Archive for October, 2008

Category-specifc RSS feeds from WordPress

Friday, October 24th, 2008

I subscribe to some topic-specific blog aggregation feeds, and I get mildly annoyed when posts appear on those things that actually don’t have anything to do with the aggregation’s topic.  I found this off-topic spamming surprising because blogs always have these categories and tags on every message, so what’s the point of all that if you can’t subscribe to a specific category?

It’s not exactly obvious, but it turns out that at least with WordPress blogs (like this one) you can subscribe to a particular category.

First you have to figure out the category number for the topic you’re interested in.  You can usually do that by clicking on the link for the category you’re interested in an looking at the url.  It’ll have part that says something like “cat=4″.   Then you append that onto the regular feed url.  Now you append that onto the base RSS url for the blog.  Like for this blog the base is:

http://www.billbaxter.com/techblog/wp-rss2.php

Use a “?” to tack on the category string and voila!

http://www.billbaxter.com/techblog/wp-rss2.php?cat=4

you have a category-specific feed url (in the case above, for my “code” topic, which current includes D, C++ and Python sub-categories.

Update: It seems WordPress folks changed the URL format they use at some point.  For the version I’m currently using (2.9.2), the format is now:

http://www.billbaxter.com/techblog/?feed=rss2&cat=4

The .php script referencing the type of feed is no longer explicit, and instead both feed type and category are just parameters.

So here are some category-links for my blog here (updated for my WP 2.9.2):

Inverse Kinematics

Friday, October 24th, 2008

Just got a nice email from a guy named Nate Warner who said he used my inverse kinematics presentation to figure out how to make a nifty ragdoll physics demo in some sort of Flash 3D thingy.

I wrote that presentation for the Comp 290 physically based modelling grad course at UNC-Chapel Hill in the first or second year of my Masters/Ph.D.  It looks a little quaint to me now, but I’m pretty proud by how well it explains some things.  Maybe that’s only me, but anyway, some things like the intuition behind multi-dimensional non-linear optimization that I put in there have really stuck with me.
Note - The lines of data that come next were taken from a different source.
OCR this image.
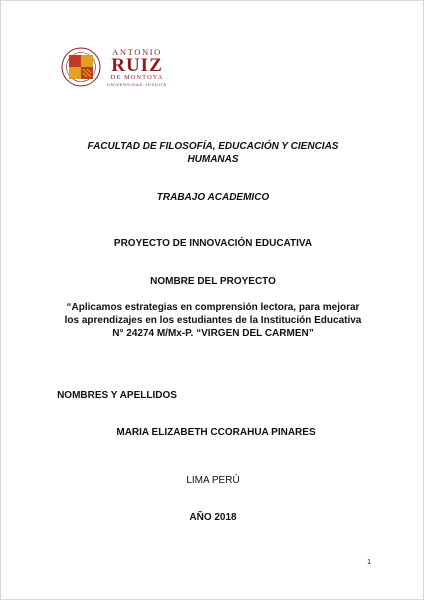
ANTONIO
RUIZ
DE MONTOYA
UNIVERSIDAD JESUITA
FACULTAD DE FILOSOFÍA, EDUCACIÓN Y CIENCIAS
HUMANAS
TRABAJO ACADEMICO
PROYECTO DE INNOVACIÓN EDUCATIVA
NOMBRE DEL PROYECTO
“Aplicamos estrategias en comprensión lectora, para mejorar
los aprendizajes en los estudiantes de la Institución Educativa
N° 24274 M/Mx-P. “VIRGEN DEL CARMEN”
NOMBRES Y APELLIDOS
MARIA ELIZABETH CCORAHUA PINARES
LIMA PERÚ
AÑO 2018
1
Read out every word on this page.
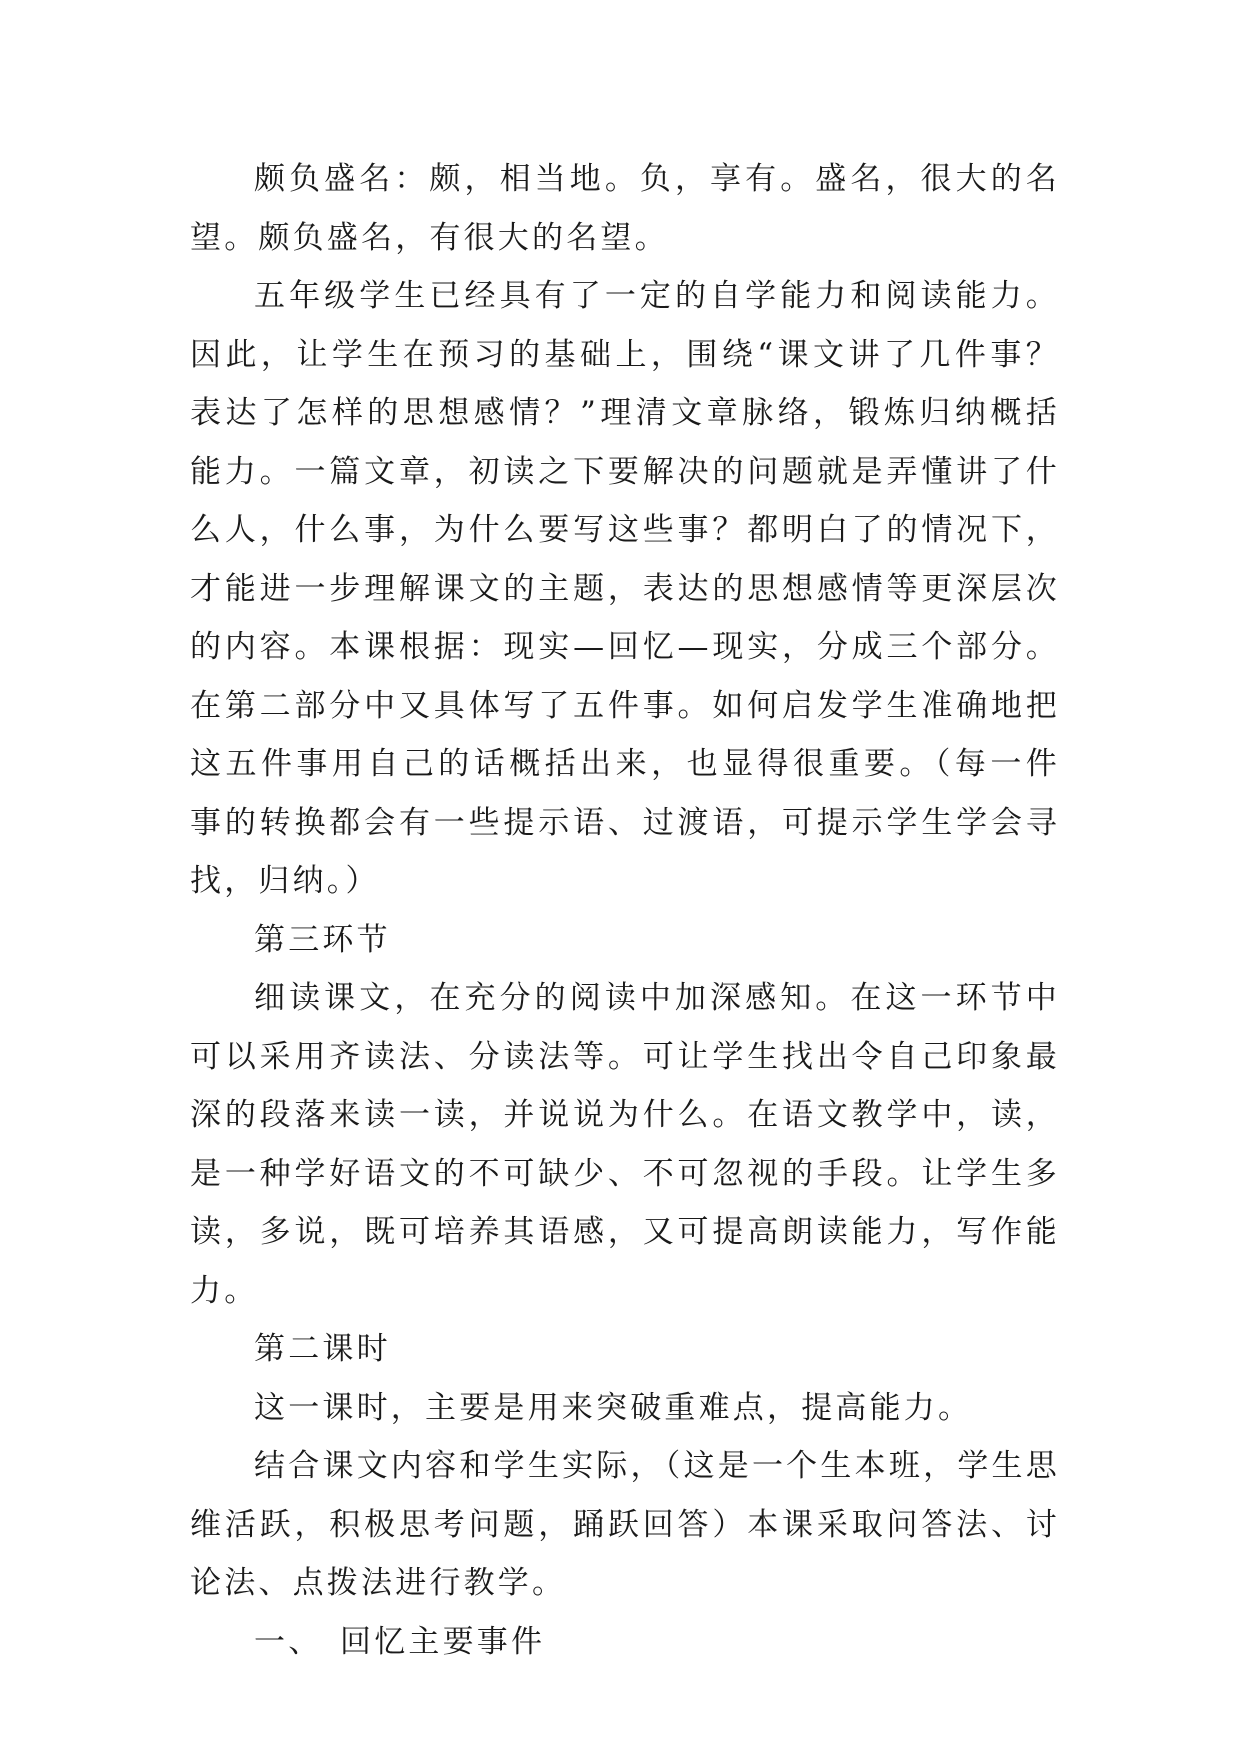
颇负盛名：颇，相当地。负，享有。盛名，很大的名望。颇负盛名，有很大的名望。

五年级学生已经具有了一定的自学能力和阅读能力。因此，让学生在预习的基础上，围绕“课文讲了几件事？表达了怎样的思想感情？”理清文章脉络，锻炼归纳概括能力。一篇文章，初读之下要解决的问题就是弄懂讲了什么人，什么事，为什么要写这些事？都明白了的情况下，才能进一步理解课文的主题，表达的思想感情等更深层次的内容。本课根据：现实—回忆—现实，分成三个部分。在第二部分中又具体写了五件事。如何启发学生准确地把这五件事用自己的话概括出来，也显得很重要。（每一件事的转换都会有一些提示语、过渡语，可提示学生学会寻找，归纳。）

第三环节

细读课文，在充分的阅读中加深感知。在这一环节中可以采用齐读法、分读法等。可让学生找出令自己印象最深的段落来读一读，并说说为什么。在语文教学中，读，是一种学好语文的不可缺少、不可忽视的手段。让学生多读，多说，既可培养其语感，又可提高朗读能力，写作能力。

第二课时

这一课时，主要是用来突破重难点，提高能力。

结合课文内容和学生实际，（这是一个生本班，学生思维活跃，积极思考问题，踊跃回答）本课采取问答法、讨论法、点拨法进行教学。

一、 回忆主要事件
What really gets me tickled is that this class presentation has been the top hit for “fast inverse kinematics” ever since I wrote it lo these 8 years ago.
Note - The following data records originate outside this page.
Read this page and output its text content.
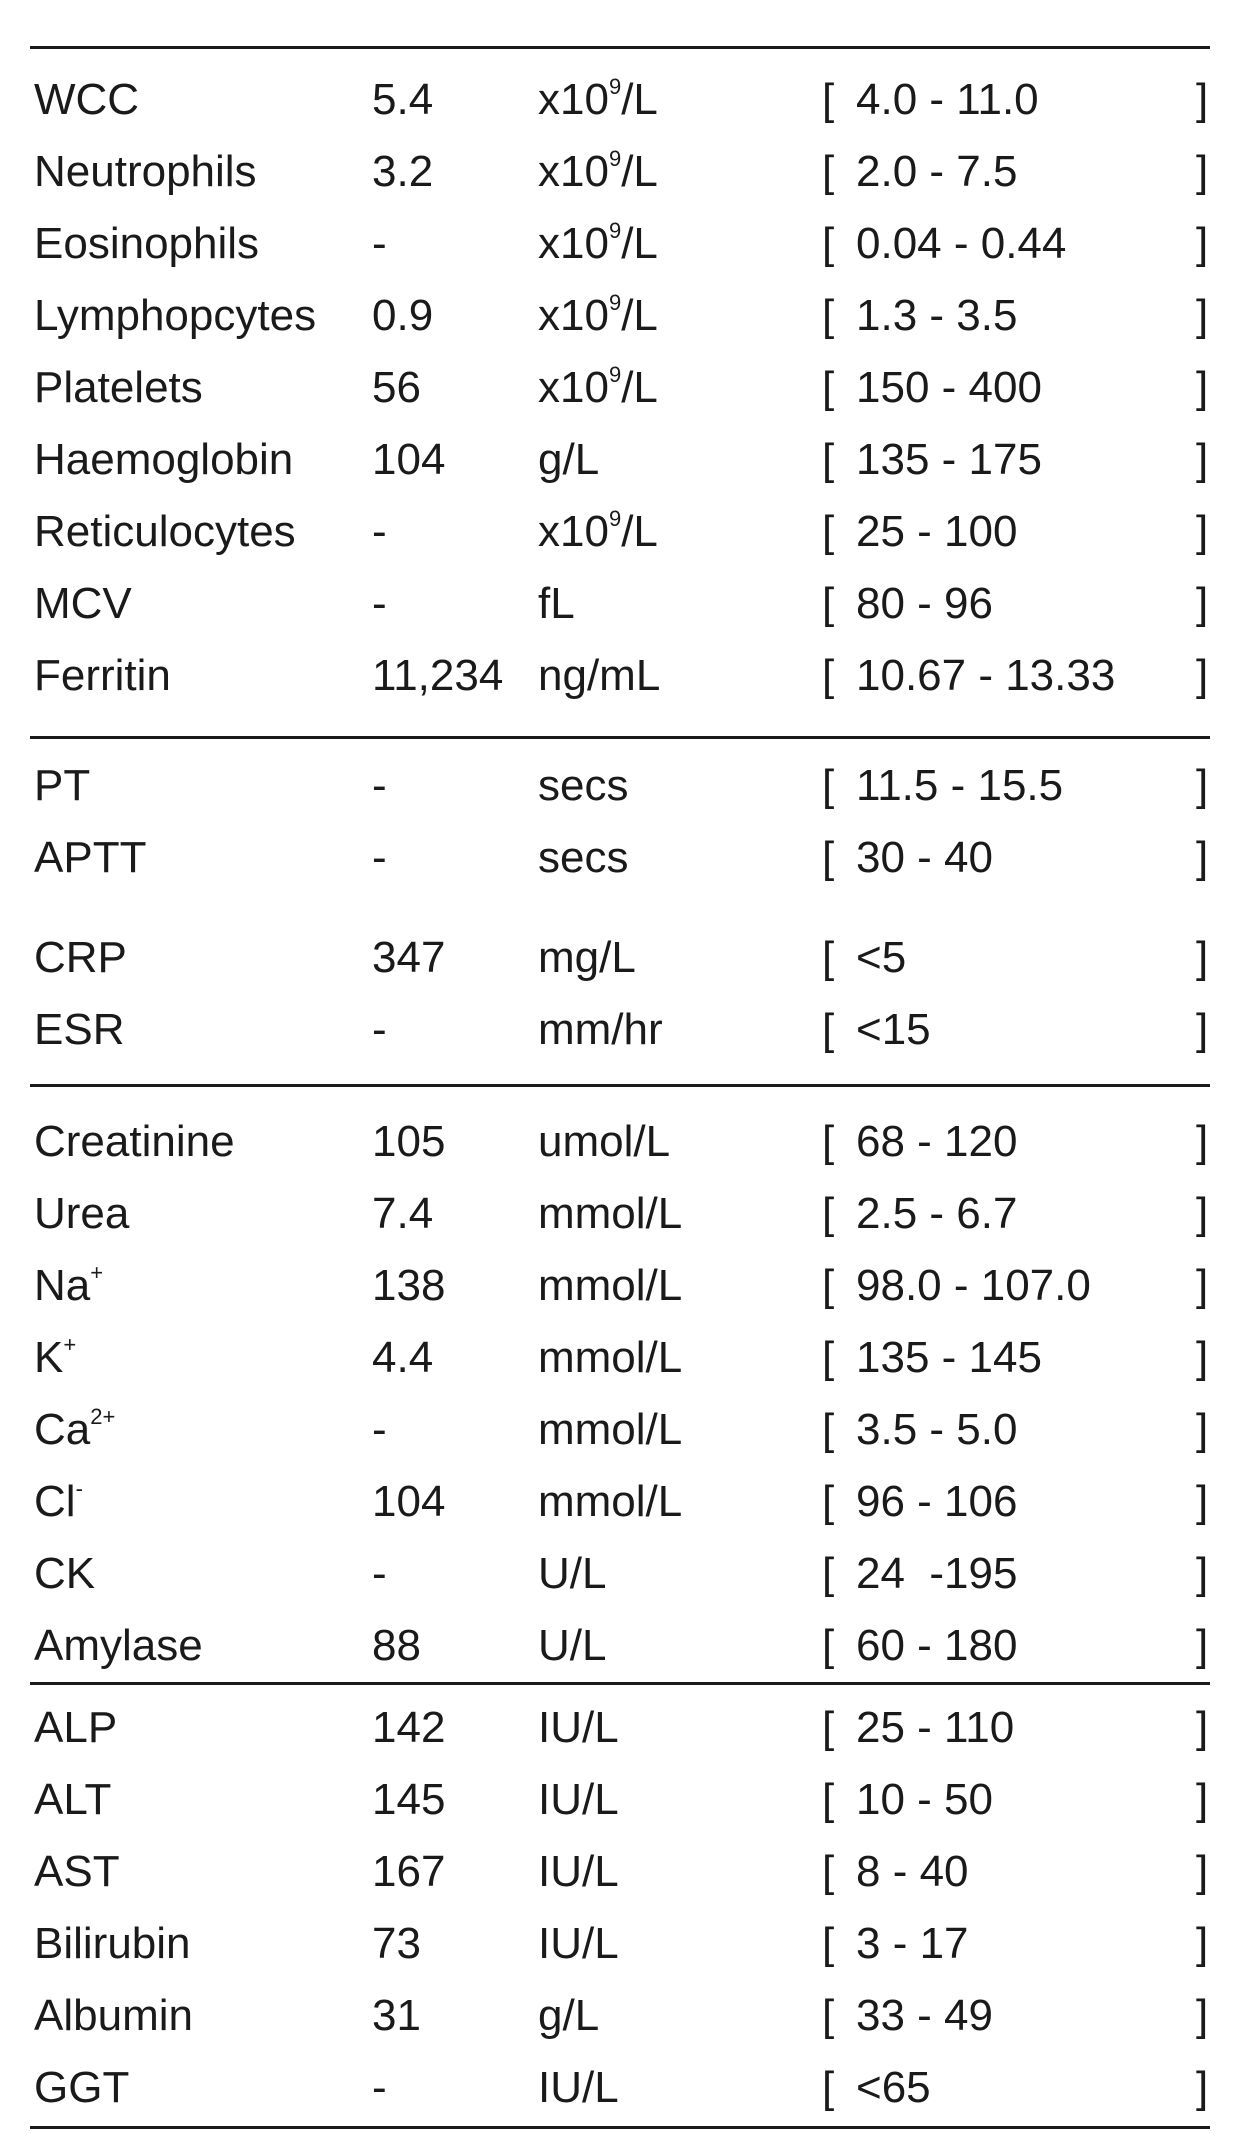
WCC	5.4 $x10^9/L$	[ 4.0 - 11.0	]
Neutrophils	3.2 $x10^9/L$	[ 2.0 - 7.5	]
Eosinophils	-	$x10^9/L$	[ 0.04 - 0.44	]
Lymphopcytes 0.9 $x10^9/L$	[ 1.3 - 3.5	]
Platelets	56	$x10^9/L$	[ 150 - 400	]
Haemoglobin 104 g/L	[ 135 - 175	]
Reticulocytes -	$x10^9/L$	[ 25 - 100	]
MCV	-	fL	[ 80 - 96	]
Ferritin	11,234 ng/mL	[ 10.67 - 13.33 ]
PT	-	secs	[ 11.5 - 15.5	]
APTT	-	secs	[ 30 - 40	]
CRP	347 mg/L	[ <5	]
ESR	-	mm/hr	[ <15	]
Creatinine	105 umol/L	[ 68 - 120	]
Urea	7.4 mmol/L	[ 2.5 - 6.7	]
Na+	138 mmol/L	[ 98.0 - 107.0 ]
K+	4.4 mmol/L	[ 135 - 145	]
$Ca^{2+}$	-	mmol/L	[ 3.5 - 5.0	]
Cl-	104 mmol/L	[ 96 - 106	]
CK	-	U/L	[ 24  -195	]
Amylase	88	U/L	[ 60 - 180	]
ALP	142 IU/L	[ 25 - 110	]
ALT	145 IU/L	[ 10 - 50	]
AST	167 IU/L	[ 8 - 40	]
Bilirubin	73	IU/L	[ 3 - 17	]
Albumin	31	g/L	[ 33 - 49	]
GGT	-	IU/L	[ <65	]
[edit]  I say it looks quaint because the problem is really a straight-up non-linear optimization problem, and the right way to tackle it is with a non-linear optimizer of some sort.  The CCD, Jacobian Transpose, and PseudoInverse methods are all just hacks in one way or other trying to avoid using a more apropriate optimization strategy.  IK problems all tend to be relatively low-dimensional, too, so for most apps the speed of a good robust optimizer would not be a problem.   Actually Nate’s blog there has some links to other more recent methods like Selectively Damped Least Squares for Inverse Kinematics.  Having done a lot of least squares stuff lately, some sort of non-linear least squares solution is what I’d try these days too.
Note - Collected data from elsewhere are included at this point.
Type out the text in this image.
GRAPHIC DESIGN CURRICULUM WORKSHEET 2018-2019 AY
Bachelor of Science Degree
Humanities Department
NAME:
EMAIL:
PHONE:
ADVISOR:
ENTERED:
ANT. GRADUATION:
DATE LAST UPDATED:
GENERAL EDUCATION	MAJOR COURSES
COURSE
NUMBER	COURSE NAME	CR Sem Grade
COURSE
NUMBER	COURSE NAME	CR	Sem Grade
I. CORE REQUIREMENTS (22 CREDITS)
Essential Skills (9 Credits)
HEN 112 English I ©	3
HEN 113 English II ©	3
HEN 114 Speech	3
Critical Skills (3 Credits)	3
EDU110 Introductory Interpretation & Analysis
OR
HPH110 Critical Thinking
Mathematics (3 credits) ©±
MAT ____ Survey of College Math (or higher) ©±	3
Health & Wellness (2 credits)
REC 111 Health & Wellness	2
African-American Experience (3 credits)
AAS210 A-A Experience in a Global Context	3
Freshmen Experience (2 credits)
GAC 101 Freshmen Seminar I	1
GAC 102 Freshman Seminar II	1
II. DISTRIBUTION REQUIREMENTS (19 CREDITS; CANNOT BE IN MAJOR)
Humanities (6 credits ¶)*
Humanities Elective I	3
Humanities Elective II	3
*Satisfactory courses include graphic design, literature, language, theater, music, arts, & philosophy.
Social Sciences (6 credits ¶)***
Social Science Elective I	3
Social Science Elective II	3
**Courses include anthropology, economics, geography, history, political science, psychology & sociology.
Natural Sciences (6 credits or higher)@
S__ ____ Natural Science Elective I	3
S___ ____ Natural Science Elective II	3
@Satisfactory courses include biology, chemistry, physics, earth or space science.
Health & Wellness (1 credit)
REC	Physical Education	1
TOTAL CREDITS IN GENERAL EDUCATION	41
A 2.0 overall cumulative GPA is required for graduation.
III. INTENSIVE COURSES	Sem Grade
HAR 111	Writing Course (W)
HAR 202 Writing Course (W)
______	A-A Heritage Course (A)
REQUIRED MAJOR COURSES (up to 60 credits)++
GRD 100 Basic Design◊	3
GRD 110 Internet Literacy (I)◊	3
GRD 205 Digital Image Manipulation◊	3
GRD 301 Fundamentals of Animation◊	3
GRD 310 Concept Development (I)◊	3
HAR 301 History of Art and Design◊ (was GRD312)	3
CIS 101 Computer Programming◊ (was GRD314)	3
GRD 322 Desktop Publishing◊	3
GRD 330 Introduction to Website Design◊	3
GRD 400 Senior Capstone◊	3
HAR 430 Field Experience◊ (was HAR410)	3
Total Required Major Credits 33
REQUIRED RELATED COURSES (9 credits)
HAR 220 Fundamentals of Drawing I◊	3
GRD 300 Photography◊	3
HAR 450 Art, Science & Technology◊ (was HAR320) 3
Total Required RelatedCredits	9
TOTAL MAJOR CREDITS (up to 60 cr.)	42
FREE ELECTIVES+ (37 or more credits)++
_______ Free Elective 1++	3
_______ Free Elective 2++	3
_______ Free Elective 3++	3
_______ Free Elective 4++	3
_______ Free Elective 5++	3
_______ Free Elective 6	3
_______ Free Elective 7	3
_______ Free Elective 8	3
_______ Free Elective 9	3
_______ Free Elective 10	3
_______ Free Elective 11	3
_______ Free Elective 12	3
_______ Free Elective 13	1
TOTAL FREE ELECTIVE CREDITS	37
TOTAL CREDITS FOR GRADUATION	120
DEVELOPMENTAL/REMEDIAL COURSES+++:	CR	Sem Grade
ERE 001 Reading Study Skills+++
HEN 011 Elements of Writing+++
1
D library merger looking imminent

Friday, October 10th, 2008

Check out this change log from Phobos.  Looks like Sean Kelly is very nearly done with the work to move the two D-standard libraries to share one common core runtime.

Hooray!

Background for those who need it: in the world of the D programming language right now, there are two incompatible “standard” libraries.  The original Phobos library that ships with the DMD compiler, and the Tango project, a community-developed library that sprang up largely over dissatisfaction with the semi-closed and somewhat disorganized process of Phobos development.

This has really been a thorn in D’s side for a good while now — more than a year.  In a recent poll on the D newsgroup, this Phobos/Tango split was the #1 thing that people listed as needed fixing with D.  And finally it looks like it’s happening.  Happy day for D.